Rep. Bill Pascrell, chairman of the House Ways and Means Subcommittee, which has been leading Congress’ charge to obtain Trump’s records since February 2017, said in a statement that “this blockbuster report confirms some of our worst fears.”

The subcommittee has been attempting to retrieve Trump’s records over concerns that his financial holdings in business dealings may open him up to foreign influence.

Pascrell said the partial report’s findings reveal not a “brilliant financial wizard” as Trump has attempted to project himself to be, but “a cheat, a fraud and perhaps the worst businessman in the world.”

“To cover his losses, Trump has looted the government and made himself vulnerable to heaven knows what foreign manipulation and blackmail,” Pascrell said in a statement, adding, “I will continue to sift through the findings, but Trump must release his tax returns as is longstanding practice and is required by law to Congress instead of grandstanding and attacking the media.”

Following the publication of the report on Sunday, Trump rebuked the report to reporters at the White House, calling it “fake news” and saying he has paid “a lot” in taxes.

“It’s totally fake news. Made up. Fake,” he said.

The Trump Organization also rejected the charges, stating that most of the facts in the report were “inaccurate.”

“Most, if not all, of the facts appear to be inaccurate,” Alan Gartner, chief legal officer of the Trump Organization, said. “Over the past decade, President Trump has paid tens of millions of dollars in personal taxes to the federal government, including paying millions in personal taxes since announcing his candidacy in 2015.”

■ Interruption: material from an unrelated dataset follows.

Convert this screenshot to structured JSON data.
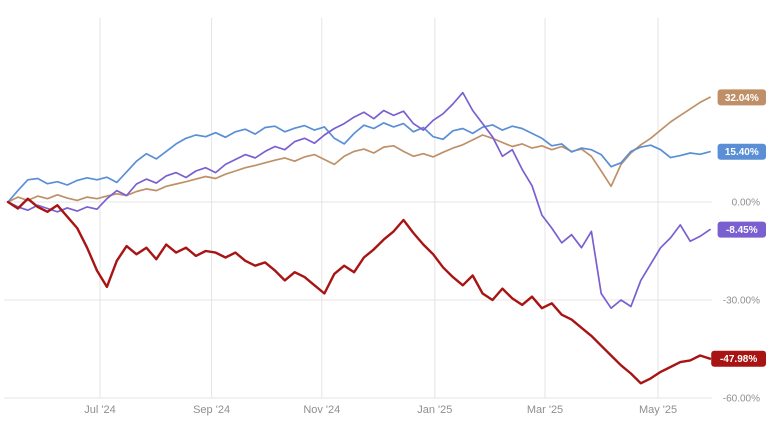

Richard Neal, chairman of the House Ways and Means Committee, charged Trump with having “gamed the tax code to his advantage,” and now, as president, overseeing the IRS as it conducts an audit of his records.

“Now, Donald Trump is the boss of the agency he considers an adversary,” Neal said in a statement. “It is essential that the IRS’ presidential audit program remain free of interference. Today’s report underscores the importance of the Ways and Means Committee’s ongoing lawsuit to access Mr. Trump’s tax returns and ensure the presidential audit program is functioning effectively, without improper influence.”

Along with the House Ways and Means Committee, New York state prosecutors are also in a legal battle for the president’s records as Manhattan District Attorney Cyrus Vance investigates allegations that Trump paid hush money to two women who claim to have had affairs with Trump.

Nancy Pelosi, the Democratic speaker of the House from California, also pointed to The New York Times report as reason for the Republican president to release his records.

“This report provides further evidence of the clear need for the Ways and Means lawsuit spearheaded by Chairman Neal to access Trump’s tax records and ensure the presidential audit program is functioning effectively, without improper influence,” she said in a statement.

Chuck Schumer, the Democratic minority leader in the Senate, posted on Twitter asking for Americans who have paid more than the president in taxes to raise their hands.

The report was published weeks before Americans head to the polls on Nov. 3 to vote and days before the president is scheduled to take to the stage for the first debate against Democratic challenger former Vice President Joe Biden.